Personally, I can identify with the method of providing feedback in silences that let the speaker know I am listening. That is, when acting as a listener, I feel the need to fill in the silences left by the speaker with affirmations such as "uh huh" or "oh yeah?" This not only eliminates silences, but also reaffirms the status of the speaker has having the floor. I am communicating that I am listening and understanding the story, while still maintaining my deference of the floor to the speaker.
Do you think these methods are truly cultural? Or can anyone provide exceptions (i.e. americans who nod and smile)? What are your conversational styles?

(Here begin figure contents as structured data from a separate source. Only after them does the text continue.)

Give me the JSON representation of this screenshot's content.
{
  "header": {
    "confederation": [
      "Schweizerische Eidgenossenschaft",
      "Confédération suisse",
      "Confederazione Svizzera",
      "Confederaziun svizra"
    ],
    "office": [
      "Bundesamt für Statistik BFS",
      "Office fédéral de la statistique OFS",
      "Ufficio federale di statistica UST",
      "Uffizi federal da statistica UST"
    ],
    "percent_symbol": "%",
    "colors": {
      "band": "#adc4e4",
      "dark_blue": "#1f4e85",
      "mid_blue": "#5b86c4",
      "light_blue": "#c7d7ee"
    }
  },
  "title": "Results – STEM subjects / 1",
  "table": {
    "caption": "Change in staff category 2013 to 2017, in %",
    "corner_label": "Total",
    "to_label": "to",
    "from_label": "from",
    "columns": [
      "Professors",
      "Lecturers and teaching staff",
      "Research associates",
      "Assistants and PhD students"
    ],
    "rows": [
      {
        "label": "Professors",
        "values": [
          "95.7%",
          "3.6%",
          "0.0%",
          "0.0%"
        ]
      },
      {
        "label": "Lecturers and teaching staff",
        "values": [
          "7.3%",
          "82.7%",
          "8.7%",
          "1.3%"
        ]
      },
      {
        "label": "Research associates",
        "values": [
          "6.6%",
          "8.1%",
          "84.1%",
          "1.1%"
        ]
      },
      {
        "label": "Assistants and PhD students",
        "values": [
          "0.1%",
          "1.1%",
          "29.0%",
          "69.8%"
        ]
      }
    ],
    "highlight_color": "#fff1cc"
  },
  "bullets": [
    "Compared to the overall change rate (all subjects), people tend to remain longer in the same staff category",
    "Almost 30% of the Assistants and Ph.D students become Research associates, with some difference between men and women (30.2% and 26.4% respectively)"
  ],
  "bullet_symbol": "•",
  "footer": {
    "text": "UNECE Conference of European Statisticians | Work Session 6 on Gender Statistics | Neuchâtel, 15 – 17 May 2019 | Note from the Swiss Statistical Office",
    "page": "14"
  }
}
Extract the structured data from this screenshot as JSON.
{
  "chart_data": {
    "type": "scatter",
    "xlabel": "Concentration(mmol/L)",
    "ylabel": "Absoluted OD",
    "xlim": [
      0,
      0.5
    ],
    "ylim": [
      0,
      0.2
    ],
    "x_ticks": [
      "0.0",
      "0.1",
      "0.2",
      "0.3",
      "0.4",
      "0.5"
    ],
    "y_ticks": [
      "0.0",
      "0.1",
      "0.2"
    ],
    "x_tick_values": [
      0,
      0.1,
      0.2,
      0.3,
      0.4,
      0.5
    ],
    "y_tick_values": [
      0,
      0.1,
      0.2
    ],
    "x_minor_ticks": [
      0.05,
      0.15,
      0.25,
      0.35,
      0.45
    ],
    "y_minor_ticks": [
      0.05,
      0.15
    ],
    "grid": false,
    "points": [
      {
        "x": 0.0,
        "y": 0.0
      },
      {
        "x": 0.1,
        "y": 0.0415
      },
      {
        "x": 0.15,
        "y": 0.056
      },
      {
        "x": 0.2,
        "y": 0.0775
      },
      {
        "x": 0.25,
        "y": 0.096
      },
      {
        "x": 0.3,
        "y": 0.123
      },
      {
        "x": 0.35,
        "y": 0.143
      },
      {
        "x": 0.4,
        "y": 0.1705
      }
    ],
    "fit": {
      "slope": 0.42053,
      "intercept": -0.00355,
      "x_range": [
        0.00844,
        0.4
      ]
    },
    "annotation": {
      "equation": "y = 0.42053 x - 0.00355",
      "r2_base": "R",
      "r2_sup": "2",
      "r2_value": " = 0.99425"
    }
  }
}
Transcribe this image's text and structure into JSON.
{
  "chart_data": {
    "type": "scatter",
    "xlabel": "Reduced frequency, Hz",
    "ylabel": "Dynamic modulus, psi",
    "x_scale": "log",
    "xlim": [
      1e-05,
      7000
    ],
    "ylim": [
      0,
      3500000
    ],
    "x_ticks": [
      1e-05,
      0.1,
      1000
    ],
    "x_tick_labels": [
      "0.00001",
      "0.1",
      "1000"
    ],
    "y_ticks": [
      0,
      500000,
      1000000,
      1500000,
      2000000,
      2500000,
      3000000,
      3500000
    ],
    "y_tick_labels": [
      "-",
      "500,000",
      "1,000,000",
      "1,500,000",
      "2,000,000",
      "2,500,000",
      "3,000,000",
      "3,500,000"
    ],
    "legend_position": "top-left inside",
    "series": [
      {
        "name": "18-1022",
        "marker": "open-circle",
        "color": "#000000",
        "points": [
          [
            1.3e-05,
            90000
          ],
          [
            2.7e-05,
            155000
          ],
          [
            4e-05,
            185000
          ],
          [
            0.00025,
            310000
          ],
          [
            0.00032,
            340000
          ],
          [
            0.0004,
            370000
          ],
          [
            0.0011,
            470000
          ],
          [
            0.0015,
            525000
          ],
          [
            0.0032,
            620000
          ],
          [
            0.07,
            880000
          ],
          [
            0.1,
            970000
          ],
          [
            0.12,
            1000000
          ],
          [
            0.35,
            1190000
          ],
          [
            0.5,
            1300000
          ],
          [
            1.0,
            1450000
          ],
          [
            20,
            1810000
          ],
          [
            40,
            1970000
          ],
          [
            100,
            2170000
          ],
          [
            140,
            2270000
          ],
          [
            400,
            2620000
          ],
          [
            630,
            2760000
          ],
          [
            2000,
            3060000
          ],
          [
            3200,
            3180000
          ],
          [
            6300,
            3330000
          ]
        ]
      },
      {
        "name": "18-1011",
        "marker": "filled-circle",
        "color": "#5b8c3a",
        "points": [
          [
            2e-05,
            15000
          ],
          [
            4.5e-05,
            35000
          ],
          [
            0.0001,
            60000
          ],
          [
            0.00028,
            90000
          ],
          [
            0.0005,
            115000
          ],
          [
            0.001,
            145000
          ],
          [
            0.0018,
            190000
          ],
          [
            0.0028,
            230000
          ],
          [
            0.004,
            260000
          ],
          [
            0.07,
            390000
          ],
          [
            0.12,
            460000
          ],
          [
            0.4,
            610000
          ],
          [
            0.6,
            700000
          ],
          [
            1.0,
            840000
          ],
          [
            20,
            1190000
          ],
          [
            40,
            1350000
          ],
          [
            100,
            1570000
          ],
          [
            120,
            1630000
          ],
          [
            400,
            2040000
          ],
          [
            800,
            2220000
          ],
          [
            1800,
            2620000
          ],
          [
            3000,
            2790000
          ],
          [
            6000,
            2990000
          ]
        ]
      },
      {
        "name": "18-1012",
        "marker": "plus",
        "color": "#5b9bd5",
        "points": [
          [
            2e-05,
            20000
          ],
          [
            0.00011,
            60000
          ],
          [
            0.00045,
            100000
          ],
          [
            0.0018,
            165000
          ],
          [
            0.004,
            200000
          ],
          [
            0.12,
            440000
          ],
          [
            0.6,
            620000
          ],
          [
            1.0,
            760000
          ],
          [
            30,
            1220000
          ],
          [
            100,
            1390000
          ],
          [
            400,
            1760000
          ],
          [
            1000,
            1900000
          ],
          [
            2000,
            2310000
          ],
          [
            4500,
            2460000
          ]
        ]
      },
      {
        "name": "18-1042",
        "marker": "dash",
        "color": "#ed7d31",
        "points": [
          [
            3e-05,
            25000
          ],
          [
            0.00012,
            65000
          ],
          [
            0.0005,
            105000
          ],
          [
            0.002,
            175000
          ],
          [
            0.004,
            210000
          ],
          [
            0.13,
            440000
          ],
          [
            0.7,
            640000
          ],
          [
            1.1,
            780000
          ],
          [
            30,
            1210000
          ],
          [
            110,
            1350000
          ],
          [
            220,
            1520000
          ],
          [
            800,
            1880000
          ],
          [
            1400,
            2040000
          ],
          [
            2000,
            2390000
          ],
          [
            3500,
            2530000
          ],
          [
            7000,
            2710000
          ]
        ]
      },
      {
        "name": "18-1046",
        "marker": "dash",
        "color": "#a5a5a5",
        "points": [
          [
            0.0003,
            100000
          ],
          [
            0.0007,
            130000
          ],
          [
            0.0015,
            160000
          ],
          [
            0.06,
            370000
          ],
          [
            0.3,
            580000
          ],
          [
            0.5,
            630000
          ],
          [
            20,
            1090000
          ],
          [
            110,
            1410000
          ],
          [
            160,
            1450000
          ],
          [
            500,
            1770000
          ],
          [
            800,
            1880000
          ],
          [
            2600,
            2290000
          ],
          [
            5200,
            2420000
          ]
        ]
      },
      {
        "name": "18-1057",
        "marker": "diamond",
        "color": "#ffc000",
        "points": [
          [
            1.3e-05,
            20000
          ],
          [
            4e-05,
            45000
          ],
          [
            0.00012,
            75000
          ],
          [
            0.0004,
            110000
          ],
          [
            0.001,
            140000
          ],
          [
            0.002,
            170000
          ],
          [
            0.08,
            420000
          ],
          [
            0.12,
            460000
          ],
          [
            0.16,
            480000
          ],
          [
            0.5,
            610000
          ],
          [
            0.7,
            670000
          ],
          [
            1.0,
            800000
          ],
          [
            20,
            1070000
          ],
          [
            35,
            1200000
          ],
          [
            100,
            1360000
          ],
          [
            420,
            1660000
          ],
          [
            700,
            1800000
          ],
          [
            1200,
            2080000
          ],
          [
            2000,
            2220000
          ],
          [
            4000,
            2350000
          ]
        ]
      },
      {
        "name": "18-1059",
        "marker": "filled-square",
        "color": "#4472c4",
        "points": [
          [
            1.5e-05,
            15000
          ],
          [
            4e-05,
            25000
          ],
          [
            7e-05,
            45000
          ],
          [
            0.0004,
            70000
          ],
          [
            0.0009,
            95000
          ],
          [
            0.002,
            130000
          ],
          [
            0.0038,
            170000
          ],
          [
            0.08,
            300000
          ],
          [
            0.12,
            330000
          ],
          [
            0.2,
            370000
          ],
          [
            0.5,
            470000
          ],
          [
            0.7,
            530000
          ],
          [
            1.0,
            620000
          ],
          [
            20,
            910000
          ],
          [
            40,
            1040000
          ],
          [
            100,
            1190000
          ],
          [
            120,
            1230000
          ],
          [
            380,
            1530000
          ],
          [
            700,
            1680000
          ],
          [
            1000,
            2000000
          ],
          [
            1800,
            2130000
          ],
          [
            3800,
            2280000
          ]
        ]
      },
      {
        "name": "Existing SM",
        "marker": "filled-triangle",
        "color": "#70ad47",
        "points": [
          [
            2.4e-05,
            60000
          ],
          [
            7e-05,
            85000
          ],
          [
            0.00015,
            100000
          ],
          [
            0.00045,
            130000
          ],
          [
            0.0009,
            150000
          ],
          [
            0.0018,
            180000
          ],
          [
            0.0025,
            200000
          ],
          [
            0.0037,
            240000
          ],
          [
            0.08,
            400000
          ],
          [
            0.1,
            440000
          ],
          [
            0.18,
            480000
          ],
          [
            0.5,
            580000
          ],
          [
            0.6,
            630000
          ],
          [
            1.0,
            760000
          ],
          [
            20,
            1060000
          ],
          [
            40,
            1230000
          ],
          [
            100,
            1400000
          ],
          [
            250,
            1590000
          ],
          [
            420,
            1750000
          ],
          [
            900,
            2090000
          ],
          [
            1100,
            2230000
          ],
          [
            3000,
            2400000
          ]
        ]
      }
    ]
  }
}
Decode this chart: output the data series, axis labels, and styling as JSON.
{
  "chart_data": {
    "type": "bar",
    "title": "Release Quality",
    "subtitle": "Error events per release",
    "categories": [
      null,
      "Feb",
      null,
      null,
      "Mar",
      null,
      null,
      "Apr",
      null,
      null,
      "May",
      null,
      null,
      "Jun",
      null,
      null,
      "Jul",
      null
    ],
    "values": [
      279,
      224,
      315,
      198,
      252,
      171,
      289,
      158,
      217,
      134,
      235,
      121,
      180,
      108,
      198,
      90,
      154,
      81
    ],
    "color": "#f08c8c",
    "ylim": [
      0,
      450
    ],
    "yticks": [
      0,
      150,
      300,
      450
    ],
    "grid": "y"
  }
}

So, as in my previous post I mentioned that I have been thinking about awkward silence during conversations. I was wondering what exactly causes these awkward pauses during our conversations. My theory is that it is one of two things:
1. There is an error in communication of the transition relevance place. This means that there is a misunderstanding of who's turn it is to talk. Perhaps the speaker did not get the point across and the hearer is waiting for more information to be relayed, thus, making the entire conversation irrelevant and uncomfortable.
2. There is a element of inappropiateness within the context of the speaker's utterance. Our converstaions (her in the U.S.) have been shaped by what we call social norms. In other words, society trains us to socially operate within a certian appropriateness and when this boundary is breached, we are unable to normally function while outside the area that contains these social norms.